As far as becoming an triad, as opposed to a vee, is something I have fantasized about, and when I described what it felt like to see my husband snuggle with her, it came from a feeling of comfort and happiness to see how their relationship has evolved. They are similar in personality, and do not open up to people as easily as I do, so it was lovely to see them share that moment. Her arms were around him....I just showed a gesture of pleasure by pulling them tighter. It was not a loaded move on my part. We've been together for 17 months, so this isn't a new dynamic between the three of us.

I have never "encouraged" them to have sex more, I have only told them that I am not opposed to them sleeping together without me being there. It isn't something they are interested in, and that has always been ok with me.

My only agenda is to achieve the most open environment possible, and however our vee, triad, etc. evolves is really up to the universe. It's out of my hands.
Both of us were in abusive marriages, but mine ended 10 years ago.

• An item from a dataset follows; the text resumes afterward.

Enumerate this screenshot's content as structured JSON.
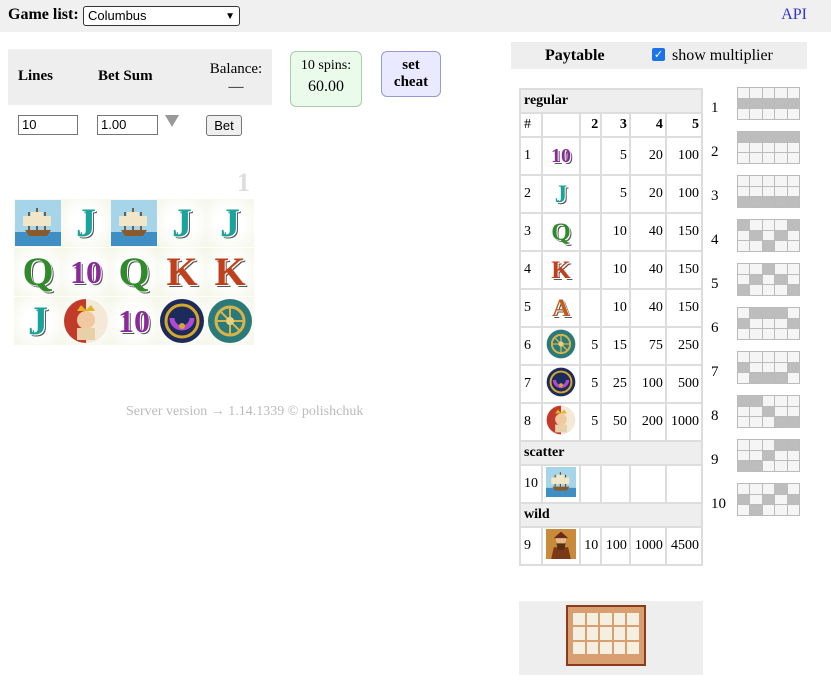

Hers ended 18 months ago. Her wounds are much fresher.

I have never nixed communication between her and anyone, I only expect to not be treated as if I am not in the room, when she and I are alone. Answering a quick text doesn't bother me, none of that does. Having a 25 minute back and forth conversation when we're hanging out does bother me, and now all of that is behind us.

I've also tapped the red triangle, asked a moderator to place it in the correct forum. That was my first post. I'm a newbie. To all of this. Excuse my greenness, Magdlyn.